The Hammer and The Cross by Harry Harrison. Carl. Chapter 8, 9, 10

“Anyway, Old Bones, you should be glad to give your wealth to an Englishman. There are worse than me who would take it from you.”

Torch alight again, he propped it against a rotting timber, stepped up to the seat with its grisly occupant, put his arms round the body and lifted it carefully, hoping the remains of flesh and skin and cloth would hold the crumbling bones together. Turning, he laid it down to face the women’s bodies in the well of the boat.

“Now you three must fight your own battles down here.”

He took the gold circlet from the skull and pressed it down on his own head. Turning back to the empty chair, he picked up the whetstone, the scepter that had lain under the king’s right hand and tapped its solid two-foot weight meditatively into one palm.

“One thing I will give you for your gold,” he added. “And that is vengeance for your descendant. Vengeance on the Boneless One.”

As he spoke, something rustled in the dim darkness behind him. For the first time Shef recoiled with shock. Had the Boneless One heard his name and come? Was he trapped in the tomb with some monstrous serpent?

Mastering himself, Shef stepped towards the noise, torch high. It was the rope by which he had climbed down. The end of it had been cut.

From above, dimly, he heard grunts of effort. Earth began, as it had done in his dream of Kar the Old, to patter down through the hole.

It took all his effort of will to reason this out. It was not a nightmare, not something to destroy one’s wits. Call it a puzzle, something to work out and solve.

There are enemies up there. Padda and his men might have become frightened and run off, but they would not have cut the rope or thrown earth down on me. Nor would Guthmund. So someone has driven them off while I was down here, maybe the English, come to defend their king’s mound. But they do not seem to want to come down after me. Still, I will never get out this way.
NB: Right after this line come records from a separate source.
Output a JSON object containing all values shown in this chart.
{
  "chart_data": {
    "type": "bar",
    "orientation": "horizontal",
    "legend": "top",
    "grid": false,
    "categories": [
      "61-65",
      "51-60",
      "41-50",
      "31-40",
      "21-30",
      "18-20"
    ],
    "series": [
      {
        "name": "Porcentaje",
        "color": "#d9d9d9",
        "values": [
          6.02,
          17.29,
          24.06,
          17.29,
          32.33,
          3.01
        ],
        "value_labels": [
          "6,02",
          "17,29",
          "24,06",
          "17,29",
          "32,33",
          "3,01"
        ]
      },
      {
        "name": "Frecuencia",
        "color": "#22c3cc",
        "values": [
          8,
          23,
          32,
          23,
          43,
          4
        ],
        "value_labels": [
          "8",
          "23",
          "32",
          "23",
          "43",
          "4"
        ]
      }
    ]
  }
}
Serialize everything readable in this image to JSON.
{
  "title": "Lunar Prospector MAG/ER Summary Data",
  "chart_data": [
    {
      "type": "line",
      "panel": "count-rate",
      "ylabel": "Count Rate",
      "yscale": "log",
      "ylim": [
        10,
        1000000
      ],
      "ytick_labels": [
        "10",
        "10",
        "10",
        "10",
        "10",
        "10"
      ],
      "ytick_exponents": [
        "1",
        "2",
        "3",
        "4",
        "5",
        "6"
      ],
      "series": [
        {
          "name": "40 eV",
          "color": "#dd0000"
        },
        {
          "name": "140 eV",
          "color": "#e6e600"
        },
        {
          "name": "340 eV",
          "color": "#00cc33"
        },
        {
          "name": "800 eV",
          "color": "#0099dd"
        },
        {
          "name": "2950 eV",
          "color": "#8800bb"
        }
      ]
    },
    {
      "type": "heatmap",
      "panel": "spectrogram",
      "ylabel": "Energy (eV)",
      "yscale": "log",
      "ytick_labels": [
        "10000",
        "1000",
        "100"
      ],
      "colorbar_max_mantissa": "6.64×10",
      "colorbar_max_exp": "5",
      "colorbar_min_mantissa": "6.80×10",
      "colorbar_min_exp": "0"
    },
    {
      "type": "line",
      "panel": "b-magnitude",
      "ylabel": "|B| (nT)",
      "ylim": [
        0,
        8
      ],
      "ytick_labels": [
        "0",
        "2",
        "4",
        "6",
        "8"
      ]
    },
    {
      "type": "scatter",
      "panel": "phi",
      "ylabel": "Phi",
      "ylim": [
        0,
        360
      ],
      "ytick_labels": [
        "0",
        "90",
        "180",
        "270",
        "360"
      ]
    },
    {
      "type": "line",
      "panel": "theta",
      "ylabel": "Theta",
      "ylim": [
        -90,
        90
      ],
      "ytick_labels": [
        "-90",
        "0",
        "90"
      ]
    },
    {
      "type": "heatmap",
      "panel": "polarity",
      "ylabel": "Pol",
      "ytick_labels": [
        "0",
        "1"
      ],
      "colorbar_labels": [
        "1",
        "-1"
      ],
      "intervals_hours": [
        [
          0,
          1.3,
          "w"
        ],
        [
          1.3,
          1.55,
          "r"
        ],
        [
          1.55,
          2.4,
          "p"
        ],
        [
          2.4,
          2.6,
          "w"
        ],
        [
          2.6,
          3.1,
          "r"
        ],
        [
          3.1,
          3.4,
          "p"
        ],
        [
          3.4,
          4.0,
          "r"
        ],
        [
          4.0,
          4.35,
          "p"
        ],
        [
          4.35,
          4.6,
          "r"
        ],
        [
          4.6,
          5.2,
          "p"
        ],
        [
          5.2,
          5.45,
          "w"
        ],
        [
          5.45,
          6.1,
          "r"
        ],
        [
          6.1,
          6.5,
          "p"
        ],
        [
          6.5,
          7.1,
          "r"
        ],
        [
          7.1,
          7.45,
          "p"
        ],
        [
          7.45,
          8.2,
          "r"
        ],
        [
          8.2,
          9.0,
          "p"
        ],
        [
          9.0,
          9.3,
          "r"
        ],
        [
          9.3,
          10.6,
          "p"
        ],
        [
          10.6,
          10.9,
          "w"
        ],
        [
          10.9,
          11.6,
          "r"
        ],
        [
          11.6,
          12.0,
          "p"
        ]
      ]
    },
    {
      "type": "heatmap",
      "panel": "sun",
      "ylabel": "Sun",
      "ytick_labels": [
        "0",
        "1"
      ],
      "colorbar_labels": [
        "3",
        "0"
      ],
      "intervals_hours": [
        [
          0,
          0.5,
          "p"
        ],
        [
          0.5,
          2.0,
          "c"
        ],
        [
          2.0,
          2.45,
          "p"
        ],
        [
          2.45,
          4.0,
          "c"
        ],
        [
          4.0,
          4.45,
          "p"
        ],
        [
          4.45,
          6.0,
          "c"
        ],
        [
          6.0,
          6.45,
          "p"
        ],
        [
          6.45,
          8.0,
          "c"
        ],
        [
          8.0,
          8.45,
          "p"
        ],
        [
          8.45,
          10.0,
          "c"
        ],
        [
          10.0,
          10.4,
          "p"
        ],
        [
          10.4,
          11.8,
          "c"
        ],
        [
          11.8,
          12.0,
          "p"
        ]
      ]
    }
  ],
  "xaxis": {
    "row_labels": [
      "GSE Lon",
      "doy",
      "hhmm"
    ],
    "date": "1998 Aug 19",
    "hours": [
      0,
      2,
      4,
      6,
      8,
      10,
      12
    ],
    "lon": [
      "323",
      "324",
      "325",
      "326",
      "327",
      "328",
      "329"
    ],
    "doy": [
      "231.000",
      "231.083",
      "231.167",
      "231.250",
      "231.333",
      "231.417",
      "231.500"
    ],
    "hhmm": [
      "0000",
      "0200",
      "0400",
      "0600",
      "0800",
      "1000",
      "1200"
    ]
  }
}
But is there another way? King Edmund had spoken of this as Raedwald’s hoard, but this is the mound of Wuffa. Could he and his ancestors have been using this as a hiding place for wealth? If so, there might be a way to add to it—or to withdraw it. But the mound was solid above. Is there another way? If there is, it will be close to the gold. And the gold will be as close as it can be to the guardian. Stepping over the bodies he walked to the chair and pulled it to one side to reveal four stout wooden boxes with leather handles. Sound leather handles, he noted, fingering one. Behind them, cut neatly out of the planking where the bow of the boat curved down, a square black hole, hardly bigger than a man’s shoulders.

That is the tunnel! He felt immense relief, an invisible weight lifted from him. It was possible. A man from outside could crawl along that, open a box, close a box, do what he needed. He would not even have to face the old king he knew was there.

The tunnel must be faced. He pushed the circlet down on his head again, gripped the torch, now burned almost to its end. Should he take whetstone or mattock? I could dig myself out with the mattock, he thought. But now I have taken his scepter from the old king, I have no right to put it down. Torch in one hand, whetstone in the other, he stooped and crawled into the blackness.

As he inched forward the tunnel narrowed. He had to thrust first with one shoulder, then with the other. The torch burned down, scorching his hand. He crushed it out against the earth wall and crawled on, trying to believe that the walls were not closing on him. Sweat sprang out on his head and ran into his eyes; he could not free a hand to wipe them. Nor could he crawl back now; the tunnel was too low for him to raise his hips and edge backward.